Il professore principale di nutrizione e salute umana all’Università di Newcastle e membro onorario dell’Università di Sheffield, Bernard Corfe, ha dichiarato: “Per alcune persone che vivono con grave IBS, bassi livelli di vitamina D possono essere attribuiti a cambiamenti nella dieta e nella salute. Alcuni potrebbero sentirsi , a causa della gravità dei loro sintomi, che limitano le loro attività all’aperto a causa dell’ansia che i loro sintomi possono causare, o alterano la loro dieta per evitare che determinati alimenti scatenino i loro sintomi. “
“Sfortunatamente, tutti questi meccanismi di coping possono essere dannosi per la salute e il benessere generale e ridurre l’esposizione a preziose fonti di vitamina D. Considerando che la vitamina D è essenziale per la salute e il benessere generale, è comunque importante che le persone con IBS sottoporsi a test, essere trattati e chiedere consigli dietetici in modo che non influiscano sulla loro salute a lungo termine”, ha aggiunto Corfe.

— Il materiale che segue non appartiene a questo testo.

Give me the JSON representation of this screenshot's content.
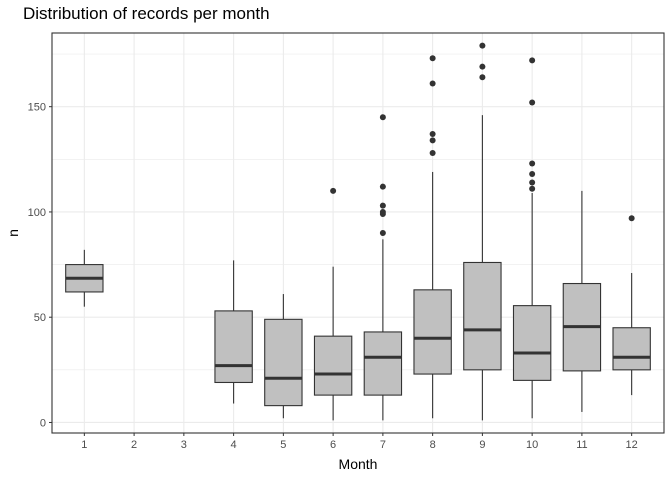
{
  "chart_data": {
    "type": "boxplot",
    "title": "Distribution of records per month",
    "xlabel": "Month",
    "ylabel": "n",
    "categories": [
      "1",
      "2",
      "3",
      "4",
      "5",
      "6",
      "7",
      "8",
      "9",
      "10",
      "11",
      "12"
    ],
    "ylim": [
      -5,
      185
    ],
    "yticks": [
      0,
      50,
      100,
      150
    ],
    "grid": true,
    "colors": {
      "box_fill": "#c0c0c0",
      "line": "#333333",
      "grid": "#ebebeb",
      "panel_border": "#333333"
    },
    "boxes": [
      {
        "category": "1",
        "min": 55,
        "q1": 62,
        "median": 68.5,
        "q3": 75,
        "max": 82,
        "outliers": []
      },
      {
        "category": "2",
        "min": null,
        "q1": null,
        "median": null,
        "q3": null,
        "max": null,
        "outliers": []
      },
      {
        "category": "3",
        "min": null,
        "q1": null,
        "median": null,
        "q3": null,
        "max": null,
        "outliers": []
      },
      {
        "category": "4",
        "min": 9,
        "q1": 19,
        "median": 27,
        "q3": 53,
        "max": 77,
        "outliers": []
      },
      {
        "category": "5",
        "min": 2,
        "q1": 8,
        "median": 21,
        "q3": 49,
        "max": 61,
        "outliers": []
      },
      {
        "category": "6",
        "min": 1,
        "q1": 13,
        "median": 23,
        "q3": 41,
        "max": 74,
        "outliers": [
          110
        ]
      },
      {
        "category": "7",
        "min": 1,
        "q1": 13,
        "median": 31,
        "q3": 43,
        "max": 87,
        "outliers": [
          90,
          99,
          100,
          103,
          112,
          145
        ]
      },
      {
        "category": "8",
        "min": 2,
        "q1": 23,
        "median": 40,
        "q3": 63,
        "max": 119,
        "outliers": [
          128,
          134,
          137,
          161,
          173
        ]
      },
      {
        "category": "9",
        "min": 1,
        "q1": 25,
        "median": 44,
        "q3": 76,
        "max": 146,
        "outliers": [
          164,
          169,
          179
        ]
      },
      {
        "category": "10",
        "min": 2,
        "q1": 20,
        "median": 33,
        "q3": 55.5,
        "max": 109,
        "outliers": [
          111,
          114,
          118,
          123,
          152,
          172
        ]
      },
      {
        "category": "11",
        "min": 5,
        "q1": 24.5,
        "median": 45.5,
        "q3": 66,
        "max": 110,
        "outliers": []
      },
      {
        "category": "12",
        "min": 13,
        "q1": 25,
        "median": 31,
        "q3": 45,
        "max": 71,
        "outliers": [
          97
        ]
      }
    ]
  }
}
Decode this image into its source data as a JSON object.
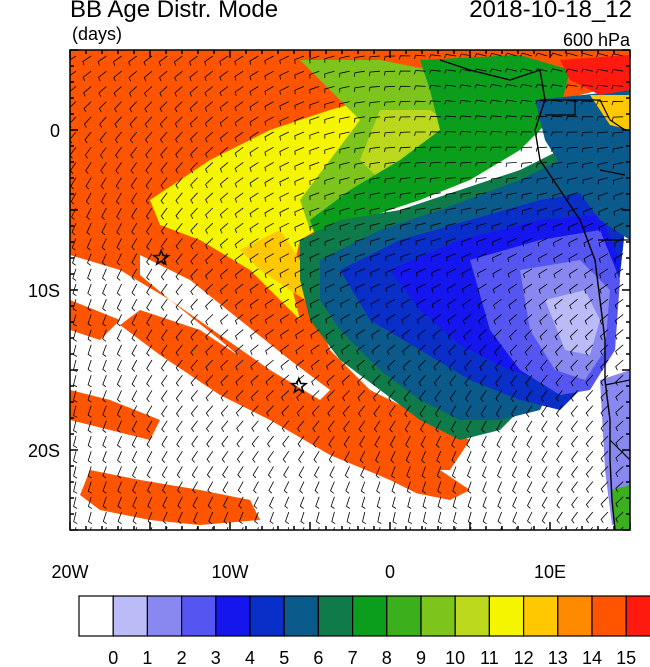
{
  "header": {
    "title": "BB Age Distr. Mode",
    "units": "(days)",
    "datetime": "2018-10-18_12",
    "level": "600 hPa"
  },
  "map": {
    "lon_range": [
      -20,
      15
    ],
    "lat_range": [
      -25,
      5
    ],
    "x_ticks": [
      {
        "value": -20,
        "label": "20W"
      },
      {
        "value": -10,
        "label": "10W"
      },
      {
        "value": 0,
        "label": "0"
      },
      {
        "value": 10,
        "label": "10E"
      }
    ],
    "y_ticks": [
      {
        "value": 0,
        "label": "0"
      },
      {
        "value": -10,
        "label": "10S"
      },
      {
        "value": -20,
        "label": "20S"
      }
    ],
    "markers": [
      {
        "name": "star",
        "lon": -14.3,
        "lat": -8.0
      },
      {
        "name": "star",
        "lon": -5.7,
        "lat": -16.0
      }
    ]
  },
  "colorbar": {
    "labels": [
      "0",
      "1",
      "2",
      "3",
      "4",
      "5",
      "6",
      "7",
      "8",
      "9",
      "10",
      "11",
      "12",
      "13",
      "14",
      "15"
    ],
    "colors": [
      "#ffffff",
      "#bbbbf8",
      "#8888f0",
      "#5555f2",
      "#1515ee",
      "#0a2ec8",
      "#0a5a8c",
      "#0f7a4a",
      "#0a9e1c",
      "#3cb01c",
      "#7dc41c",
      "#bcd81c",
      "#f5f500",
      "#ffc800",
      "#ff8a00",
      "#ff5500",
      "#ff1a10"
    ]
  },
  "chart_data": {
    "type": "heatmap",
    "variable": "BB Age Distr. Mode",
    "units": "days",
    "level": "600 hPa",
    "valid_time": "2018-10-18_12",
    "xlim": [
      -20,
      15
    ],
    "ylim": [
      -25,
      5
    ],
    "color_levels": [
      0,
      1,
      2,
      3,
      4,
      5,
      6,
      7,
      8,
      9,
      10,
      11,
      12,
      13,
      14,
      15
    ]
  }
}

Il team di ricerca di Sheffield è stato il primo a suggerire un possibile legame tra le persone che vivevano con IBS e bassi livelli di vitamina D nel 2012, e da allora ha seguito da vicino il problema. Lo studio è il più ampio e definitivo fino ad oggi, dimostrando chiaramente che l’integrazione di vitamina D non allevia i sintomi gravi dell’IBS.
Sebbene si sappia poco sul perché e come si sviluppa la condizione debilitante, e attualmente non esiste una cura per l’IBS, ulteriori ricerche stanno cercando di identificare modi migliori per supportare e gestire le persone che vivono con la condizione cronica.
Il professor Corfe ha aggiunto: “Ci sono una serie di strategie di trattamento che le persone che vivono con l’IBS possono chiedere aiuto al proprio medico di famiglia, ma a causa dell’eterogeneità della sindrome, il trattamento dell’IBS può essere un processo per tentativi ed errori per ogni paziente. individuo”.
“Poiché si stima che tra il 5 e il 15% della popolazione possa convivere con l’IBS – alcuni non diagnosticati a causa dell’ansia e dell’imbarazzo che i suoi sintomi possono causare – è fondamentale continuare con la ricerca per trovare nuovi modi per diagnosticare e trattare e comprendere l’impatto dell’IBS sulla popolazione”, ha concluso il professor Corfe.
Questa storia è stata pubblicata da un feed di un’agenzia telefonica senza modifiche al testo. Solo il titolo è stato modificato.